The nine statements issued today build upon the set of similar statements the Department and the FTC issued in 1993 and revised in 1994. All of the statements outline the antitrust principles that the Department and FTC apply in analyzing a variety of joint ventures and other activities by health care providers that may be procompetitive and cost-saving, and thus alleviate antitrust uncertainty in these areas.

Today's revisions expand the statements on physician network joint ventures and multiprovider networks. They provide an expanded analytical framework that physicians and other providers can rely upon in creating new health care networks tailored to consumer demand for cost-effective, high-quality health care services.

The statements provide seven new hypothetical examples of how the antitrust laws apply to specific situations. There are several examples of physician hospital organizations, including one in a rural market involving a large percentage of physicians, that would receive favorable treatment under the antitrust laws. There is also an example of a "messenger model" arrangement that explains how unintegrated networks can facilitate physician contracting with payers while avoiding unlawful price agreements.

The revised statement on physician joint ventures continues to provide safety zones for networks of a particular size--20 percent where exclusive and 30 percent where non-exclusive--that share substantial financial risk. Exclusive joint ventures, explicitly or in practice, restrict doctors from participating in other networks or from contracting individually with health benefits plans.
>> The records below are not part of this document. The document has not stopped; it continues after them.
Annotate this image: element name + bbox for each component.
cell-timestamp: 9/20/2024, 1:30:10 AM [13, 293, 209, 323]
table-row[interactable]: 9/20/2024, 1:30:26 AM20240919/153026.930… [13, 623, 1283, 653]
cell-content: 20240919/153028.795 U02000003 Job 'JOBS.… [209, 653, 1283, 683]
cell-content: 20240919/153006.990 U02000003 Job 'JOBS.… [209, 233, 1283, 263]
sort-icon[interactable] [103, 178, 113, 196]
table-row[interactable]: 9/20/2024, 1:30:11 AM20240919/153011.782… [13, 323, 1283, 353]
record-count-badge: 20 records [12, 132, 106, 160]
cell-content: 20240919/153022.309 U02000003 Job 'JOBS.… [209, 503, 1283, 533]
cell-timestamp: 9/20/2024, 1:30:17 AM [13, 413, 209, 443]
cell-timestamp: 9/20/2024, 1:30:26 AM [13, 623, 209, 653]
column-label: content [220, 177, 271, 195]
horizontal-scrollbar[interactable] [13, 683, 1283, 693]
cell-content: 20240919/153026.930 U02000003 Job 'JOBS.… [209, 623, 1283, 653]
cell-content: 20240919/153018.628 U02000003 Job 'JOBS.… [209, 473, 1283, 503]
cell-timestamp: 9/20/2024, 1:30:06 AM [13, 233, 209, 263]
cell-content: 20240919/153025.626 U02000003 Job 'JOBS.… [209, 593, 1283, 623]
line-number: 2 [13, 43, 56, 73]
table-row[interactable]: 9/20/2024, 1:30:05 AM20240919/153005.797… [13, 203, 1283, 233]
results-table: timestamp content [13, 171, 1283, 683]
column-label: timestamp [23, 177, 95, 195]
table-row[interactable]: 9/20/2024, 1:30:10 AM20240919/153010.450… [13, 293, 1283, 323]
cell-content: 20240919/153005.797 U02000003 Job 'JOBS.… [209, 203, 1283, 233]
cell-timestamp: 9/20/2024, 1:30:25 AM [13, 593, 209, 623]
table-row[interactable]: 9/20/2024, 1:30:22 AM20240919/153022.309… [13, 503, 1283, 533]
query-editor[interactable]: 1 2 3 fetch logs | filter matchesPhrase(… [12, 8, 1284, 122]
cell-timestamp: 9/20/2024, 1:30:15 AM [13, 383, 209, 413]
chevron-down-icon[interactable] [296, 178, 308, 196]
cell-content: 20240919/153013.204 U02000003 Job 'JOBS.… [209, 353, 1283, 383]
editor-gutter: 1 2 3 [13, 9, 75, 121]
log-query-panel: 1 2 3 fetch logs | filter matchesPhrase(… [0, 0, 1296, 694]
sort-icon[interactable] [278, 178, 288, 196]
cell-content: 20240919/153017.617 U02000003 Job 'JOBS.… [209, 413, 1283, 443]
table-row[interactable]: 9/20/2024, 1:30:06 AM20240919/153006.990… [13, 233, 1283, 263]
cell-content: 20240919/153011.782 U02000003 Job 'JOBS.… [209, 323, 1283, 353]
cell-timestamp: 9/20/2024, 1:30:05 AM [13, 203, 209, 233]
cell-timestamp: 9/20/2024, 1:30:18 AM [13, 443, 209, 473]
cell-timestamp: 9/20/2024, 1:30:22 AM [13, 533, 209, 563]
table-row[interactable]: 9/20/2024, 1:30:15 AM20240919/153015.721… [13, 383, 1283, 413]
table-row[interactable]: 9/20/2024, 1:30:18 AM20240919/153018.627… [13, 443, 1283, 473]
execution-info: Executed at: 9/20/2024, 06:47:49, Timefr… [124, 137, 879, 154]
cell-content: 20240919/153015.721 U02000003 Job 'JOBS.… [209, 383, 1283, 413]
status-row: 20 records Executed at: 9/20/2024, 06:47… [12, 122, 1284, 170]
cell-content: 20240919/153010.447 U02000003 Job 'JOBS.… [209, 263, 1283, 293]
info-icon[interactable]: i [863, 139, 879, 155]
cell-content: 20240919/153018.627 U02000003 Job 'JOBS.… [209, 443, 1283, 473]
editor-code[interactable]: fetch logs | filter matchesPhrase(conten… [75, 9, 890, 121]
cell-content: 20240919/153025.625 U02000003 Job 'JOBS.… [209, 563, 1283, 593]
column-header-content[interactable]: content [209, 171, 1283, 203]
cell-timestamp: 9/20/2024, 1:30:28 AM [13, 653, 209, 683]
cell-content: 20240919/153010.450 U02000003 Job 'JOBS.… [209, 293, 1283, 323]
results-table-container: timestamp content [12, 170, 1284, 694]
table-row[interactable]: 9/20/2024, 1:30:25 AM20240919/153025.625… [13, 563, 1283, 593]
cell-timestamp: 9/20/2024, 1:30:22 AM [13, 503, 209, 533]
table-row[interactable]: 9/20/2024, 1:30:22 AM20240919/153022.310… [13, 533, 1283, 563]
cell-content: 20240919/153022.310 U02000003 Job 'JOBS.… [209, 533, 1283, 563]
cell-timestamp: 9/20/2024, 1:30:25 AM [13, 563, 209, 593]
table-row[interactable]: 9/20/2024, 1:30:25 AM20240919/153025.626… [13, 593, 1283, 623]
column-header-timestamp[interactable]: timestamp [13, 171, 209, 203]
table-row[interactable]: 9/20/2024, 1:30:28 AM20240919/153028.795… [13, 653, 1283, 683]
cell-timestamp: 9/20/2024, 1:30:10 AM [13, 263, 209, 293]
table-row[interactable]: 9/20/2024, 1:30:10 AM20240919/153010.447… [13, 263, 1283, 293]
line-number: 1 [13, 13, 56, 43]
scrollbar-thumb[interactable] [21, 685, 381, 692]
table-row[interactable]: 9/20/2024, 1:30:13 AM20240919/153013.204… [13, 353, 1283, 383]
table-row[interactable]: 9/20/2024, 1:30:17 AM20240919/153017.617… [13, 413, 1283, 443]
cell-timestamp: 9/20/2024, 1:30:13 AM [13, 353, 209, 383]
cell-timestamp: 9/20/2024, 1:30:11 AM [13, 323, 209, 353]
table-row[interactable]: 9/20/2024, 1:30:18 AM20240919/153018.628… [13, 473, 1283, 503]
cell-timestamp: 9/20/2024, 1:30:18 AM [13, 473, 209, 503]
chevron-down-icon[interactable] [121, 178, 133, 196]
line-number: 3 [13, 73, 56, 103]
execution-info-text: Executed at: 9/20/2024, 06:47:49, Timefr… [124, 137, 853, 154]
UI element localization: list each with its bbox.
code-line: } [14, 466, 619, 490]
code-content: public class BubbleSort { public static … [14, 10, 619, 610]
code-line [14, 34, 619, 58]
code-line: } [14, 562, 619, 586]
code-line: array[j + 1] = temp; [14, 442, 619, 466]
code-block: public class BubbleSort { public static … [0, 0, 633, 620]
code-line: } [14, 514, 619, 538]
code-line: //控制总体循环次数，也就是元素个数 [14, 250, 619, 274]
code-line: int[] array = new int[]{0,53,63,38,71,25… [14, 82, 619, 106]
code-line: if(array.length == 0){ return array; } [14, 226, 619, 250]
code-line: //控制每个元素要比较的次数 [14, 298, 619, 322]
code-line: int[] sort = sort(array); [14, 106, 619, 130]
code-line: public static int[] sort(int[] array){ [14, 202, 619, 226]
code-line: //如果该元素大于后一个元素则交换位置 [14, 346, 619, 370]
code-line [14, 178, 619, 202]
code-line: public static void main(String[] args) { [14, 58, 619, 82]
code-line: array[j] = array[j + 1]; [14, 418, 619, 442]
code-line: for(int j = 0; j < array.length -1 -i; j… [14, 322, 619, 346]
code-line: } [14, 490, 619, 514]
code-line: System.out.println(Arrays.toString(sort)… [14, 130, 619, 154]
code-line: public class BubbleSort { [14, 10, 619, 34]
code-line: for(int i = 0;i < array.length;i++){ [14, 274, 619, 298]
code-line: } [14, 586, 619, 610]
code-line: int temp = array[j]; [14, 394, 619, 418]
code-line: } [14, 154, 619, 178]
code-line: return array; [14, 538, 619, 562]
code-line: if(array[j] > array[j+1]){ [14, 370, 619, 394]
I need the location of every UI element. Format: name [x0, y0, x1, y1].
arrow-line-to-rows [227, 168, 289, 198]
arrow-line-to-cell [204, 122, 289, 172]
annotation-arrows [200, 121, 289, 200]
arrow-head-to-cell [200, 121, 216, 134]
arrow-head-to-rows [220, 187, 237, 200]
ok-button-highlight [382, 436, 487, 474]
The statement provides additional examples of substantial financial risk sharing, and further emphasizes that a physician network joint venture can be procompetitive even if it does not come within a safety zone.

Most of the statements also describe safety zones that define circumstances in which the Department and FTC will not challenge such conduct. The revisions emphasize that conduct falling outside the safety zones may be lawful.

Under the statements the Department and the FTC also continue their commitment to an expedited procedure to respond, generally within 90 days, to parties seeking additional guidance on proposed health care joint ventures and other activities.

The Department has issued 40 business review letters in the health care area since the policy statements were first issued in September 1993. Many of these involved physician or other provider networks that were approved by the Department because they were structured to prevent anticompetitive harm and to promote competition in the marketplace.